Coated entirely in Vantablack VBx2—the material that ignited indignation among the art world when Anish Kapoor exclusively licensed a sprayable paint version—Khan’s Hyundai Pavilion is the world’s first super-black building; Vantablack capable of absorbing 99% of the light that hits its surface. “From a distance the structure has the appearance of a window looking into the depths of outer space,” the designer explains, the pavilion’s exterior pierced by a field of illuminated stars.

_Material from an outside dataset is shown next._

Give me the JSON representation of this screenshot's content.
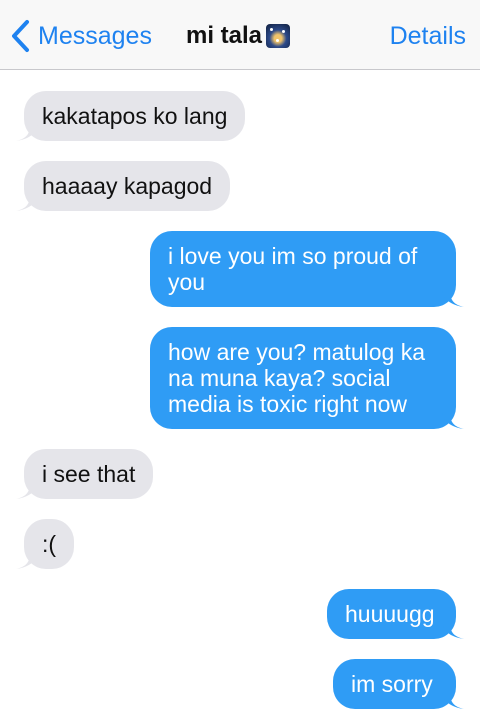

Commissioned by Hyundai as part of a global mobility initiative, the pavilion’s ten metre high parabolic façades give way to a starkly contrasting interior—a multi-sensory hydrophobic water installation occupying the inside of the 35m x 35m structure; emitting a staggering 25,000 singular water droplets every minute. Brightly lit and immersed in complete white—taking the eyes a few minutes to adjust—the overwhelming juxtaposition gives visitors the sensation of walking through an all-enveloping cloud of darkness and into the light; Khan capturing the essence of the South Korean car manufacturer’s vision of a clean, sustainable future.
“As your eyes adjust,” Khan continues, “you feel for a moment that the tiny water drops are at the scale of the stars. A water droplet is a size every visitor is familiar with. In the project I wanted to move from the scale of the cosmos to the scale of water droplets in a few steps. The droplets contain the same hydrogen from the beginning of the universe as the stars.”
Asif Khan’s super-black pavilion remains on location accessible to the public until 18 March at the Olympic Plaza, Pyeongchang-gun.